Similarly Entry 0x0042 is for the Service Function NtCreateFile and is located in rootkit.sys at address 0x920cb190. This is suspicious. But why? If you remember from Chapter 11 all the NT service functions in the kernel are located in the ntoskrnl.exe or win32k.sys kernel modules. But NtCreateFile which also is an NT Service Function is located in rootkit.sys according to the output, which is suspicious and indicates that it has been hooked.
Another technique to figure out hooked SSDTs is similar to the technique we explained in the previous section. Obtain two memory dumps: one clean without running the malware and the other after running the malware. Run the SSDT commands on both these dumps and compare the two outputs. If you see that the SSDT entries in the malicious dump output point to a different location in comparison to the clean dump’s output, then it indicates the presence of SSDT hooks.
Network Communication
Volatility Commands That Lists Network Activities from the Dump
command | Image version | Description |
---|---|---|
connections | Windows XP | Active TCP connections |
connscan | Windows XP | Finds terminated connections |
socket | Windows XP | Displays listening sockets |
netscan | Windows 7 onward | Finds TCP and UDP connections |
netscan Volatility Command to List the Network Connections from the Dump
The output displays that a connection has been established between 192.168.159.130, which is our local analysis VM address and 23.57.113.23 using iexplore.exe, which is the process for Internet Explorer. Similarly, you can use the same command to list the various network connections initiated by the malware processes we run. You can figure out the connections initiated by the malware processes by using the process name and PID of the malware processes obtained from the Owner and Pid columns, respectively.

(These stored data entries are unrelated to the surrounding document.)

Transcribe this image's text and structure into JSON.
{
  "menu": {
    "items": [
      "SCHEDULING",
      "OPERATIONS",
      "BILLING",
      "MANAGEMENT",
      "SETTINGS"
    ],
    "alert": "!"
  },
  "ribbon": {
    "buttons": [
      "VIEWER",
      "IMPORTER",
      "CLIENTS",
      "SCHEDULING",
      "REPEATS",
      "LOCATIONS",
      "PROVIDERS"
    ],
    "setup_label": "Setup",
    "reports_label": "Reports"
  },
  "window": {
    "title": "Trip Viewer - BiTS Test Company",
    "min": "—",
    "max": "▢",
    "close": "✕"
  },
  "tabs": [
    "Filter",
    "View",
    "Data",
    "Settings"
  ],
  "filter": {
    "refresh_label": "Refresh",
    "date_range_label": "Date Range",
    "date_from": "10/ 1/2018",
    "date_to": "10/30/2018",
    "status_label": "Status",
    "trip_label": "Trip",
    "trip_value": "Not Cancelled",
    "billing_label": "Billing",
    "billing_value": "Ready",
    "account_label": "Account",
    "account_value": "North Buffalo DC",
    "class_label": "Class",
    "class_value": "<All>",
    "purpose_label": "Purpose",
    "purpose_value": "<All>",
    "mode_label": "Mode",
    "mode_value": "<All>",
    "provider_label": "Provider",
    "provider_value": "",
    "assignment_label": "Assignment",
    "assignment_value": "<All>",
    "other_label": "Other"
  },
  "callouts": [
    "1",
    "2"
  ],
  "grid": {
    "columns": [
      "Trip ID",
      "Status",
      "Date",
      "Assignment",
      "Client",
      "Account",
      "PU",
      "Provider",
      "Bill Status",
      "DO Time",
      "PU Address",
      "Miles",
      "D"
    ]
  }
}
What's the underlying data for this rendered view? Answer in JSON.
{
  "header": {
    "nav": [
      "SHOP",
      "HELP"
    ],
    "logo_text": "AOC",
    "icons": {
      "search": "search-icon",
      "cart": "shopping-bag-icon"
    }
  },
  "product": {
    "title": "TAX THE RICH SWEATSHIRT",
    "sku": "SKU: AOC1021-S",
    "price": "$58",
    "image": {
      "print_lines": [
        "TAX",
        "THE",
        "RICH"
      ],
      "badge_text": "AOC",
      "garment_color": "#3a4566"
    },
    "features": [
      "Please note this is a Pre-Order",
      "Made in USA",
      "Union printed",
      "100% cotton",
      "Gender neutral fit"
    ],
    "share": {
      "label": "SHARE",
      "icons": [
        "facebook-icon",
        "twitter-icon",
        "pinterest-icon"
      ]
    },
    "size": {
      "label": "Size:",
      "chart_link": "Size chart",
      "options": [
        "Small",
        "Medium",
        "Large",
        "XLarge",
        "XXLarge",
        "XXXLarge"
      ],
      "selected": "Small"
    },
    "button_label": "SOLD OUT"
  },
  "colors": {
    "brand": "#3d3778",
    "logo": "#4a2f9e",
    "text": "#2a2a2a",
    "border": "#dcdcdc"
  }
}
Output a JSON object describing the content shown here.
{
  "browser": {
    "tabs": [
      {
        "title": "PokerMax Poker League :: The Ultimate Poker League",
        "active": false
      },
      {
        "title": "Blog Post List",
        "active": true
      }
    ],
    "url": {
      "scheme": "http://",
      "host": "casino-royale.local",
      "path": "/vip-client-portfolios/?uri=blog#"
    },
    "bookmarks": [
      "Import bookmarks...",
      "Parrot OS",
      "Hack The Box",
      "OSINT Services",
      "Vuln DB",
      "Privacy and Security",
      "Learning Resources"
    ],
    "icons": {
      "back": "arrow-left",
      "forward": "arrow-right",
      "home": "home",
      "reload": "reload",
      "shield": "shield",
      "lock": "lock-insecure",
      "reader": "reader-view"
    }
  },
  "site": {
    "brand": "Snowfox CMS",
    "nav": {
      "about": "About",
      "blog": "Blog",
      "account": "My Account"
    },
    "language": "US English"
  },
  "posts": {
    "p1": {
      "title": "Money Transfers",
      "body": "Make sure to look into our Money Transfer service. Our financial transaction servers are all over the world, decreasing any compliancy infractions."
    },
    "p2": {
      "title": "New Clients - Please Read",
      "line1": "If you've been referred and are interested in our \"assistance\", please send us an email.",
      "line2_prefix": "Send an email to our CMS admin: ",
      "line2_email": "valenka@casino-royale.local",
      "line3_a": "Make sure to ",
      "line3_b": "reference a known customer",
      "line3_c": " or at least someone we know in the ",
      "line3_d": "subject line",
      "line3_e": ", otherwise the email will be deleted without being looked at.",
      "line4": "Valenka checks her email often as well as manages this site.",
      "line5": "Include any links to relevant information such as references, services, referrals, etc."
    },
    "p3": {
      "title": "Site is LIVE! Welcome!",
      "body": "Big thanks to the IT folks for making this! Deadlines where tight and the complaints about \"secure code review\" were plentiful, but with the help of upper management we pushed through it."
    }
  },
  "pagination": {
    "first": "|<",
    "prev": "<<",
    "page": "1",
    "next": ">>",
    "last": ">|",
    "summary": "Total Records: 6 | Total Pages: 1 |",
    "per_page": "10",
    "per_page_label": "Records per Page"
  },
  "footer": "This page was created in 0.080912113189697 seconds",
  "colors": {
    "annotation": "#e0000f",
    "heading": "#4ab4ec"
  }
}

Command Line for Bulk Extractor Tool to Extract Packet Captures for the Network Connections from the Memory Dumps
Memory forensics cannot be restricted to malware analysis. Volatility supports many other commands and plugins that are useful to track down forms of attacks. We recommend that you go through other commands supported by Volatility documented in the Volatility wiki.
Summary
Malware forensics is another useful analysis technique in the fight against malware. It is especially useful, especially in incident response situations where we can be called to dissect malware in infected systems. In this chapter, you learned the various steps needed to carry out memory forensics, which involves forensics of the system’s memory. You learned how to dump the contents of the system RAM using various tools like FTK Imager. By using the acquired dumps, you learned how to analyze and dissect them using Volatility, the famous open source memory forensics tool. Using Volatility, we dissected real-world memory dumps acquired after running malware samples. With hands-on exercises, you learned various commands provided by Volatility to obtain various malicious artifacts that helped us conclude that the samples used were malicious. You also learned how to use Volatility commands to dissect the kernel memory to figure out the presence of any malware kernel modules and rootkits.